Elaborating on the latter, Ramokate says that because of the new, more meritocratic standards, a quality team of four athletes was sent to London as opposed to 12 that were sent to Beijing in 2008.

“The team of four had two of its members reaching their events finals, with one [Nijel Amos] winning a silver medal and another finishing fourth. The performance by these four athletes placed Botswana on position 69, out of 204 countries that competed at the Games and ahead of some countries that had larger delegations such as Greece with over 100 athletes,” she says.

While that seems a perfectly reasonable explanation, BSSA sources say that the wild card policy was never communicated to clubs and that it doesn’t make sense to deny athletes a once-in-a-lifetime opportunity.

“Using such opportunity would have given [The Athlete] exposure to high-level competitive swimming that she can’t get anywhere else.
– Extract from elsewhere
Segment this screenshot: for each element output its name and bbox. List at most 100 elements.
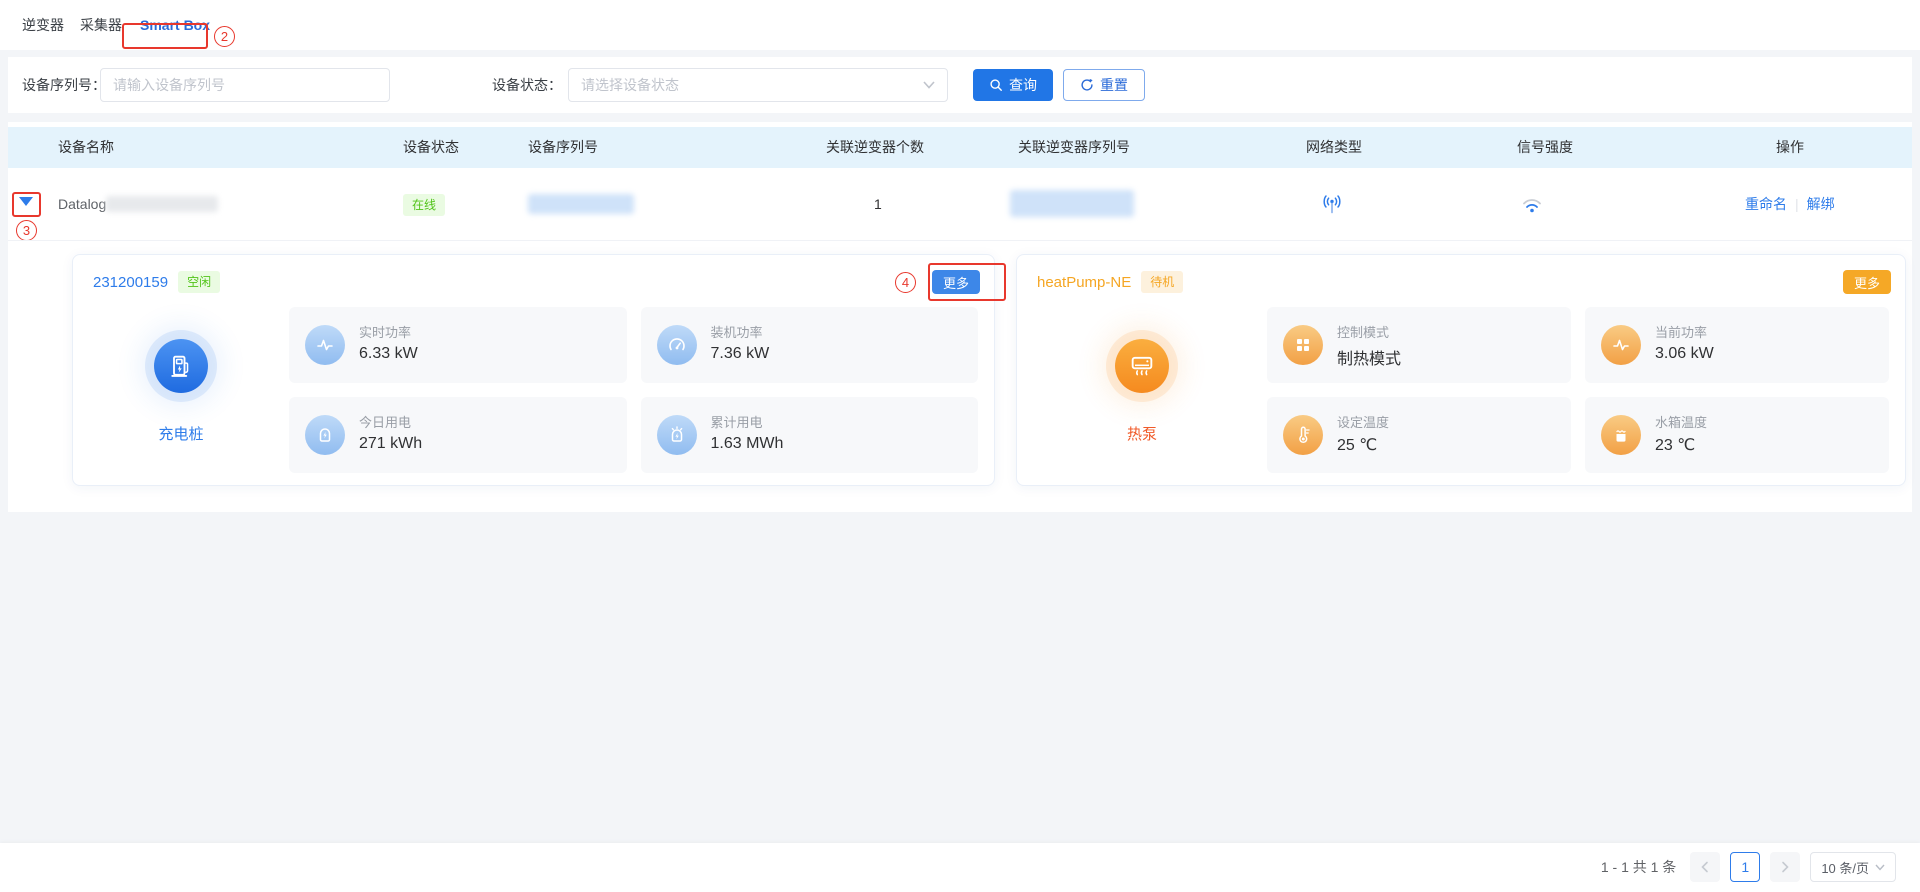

BSSA itself acknowledges that swimming in Botswana is underdeveloped and even if she had lost, she would have at least benefitted from the experience,” a source says.

Ramokate views the issue differently: “Having failed to improve her times any significantly over many months leading up to the Games, one competition of a few days and in which she would have been eliminated after only one race would not have helped her improve. If anything, she would have been demotivated and or psychologically affected as she was likely to finish that one race way after most (if not all) of the competitors had finished.”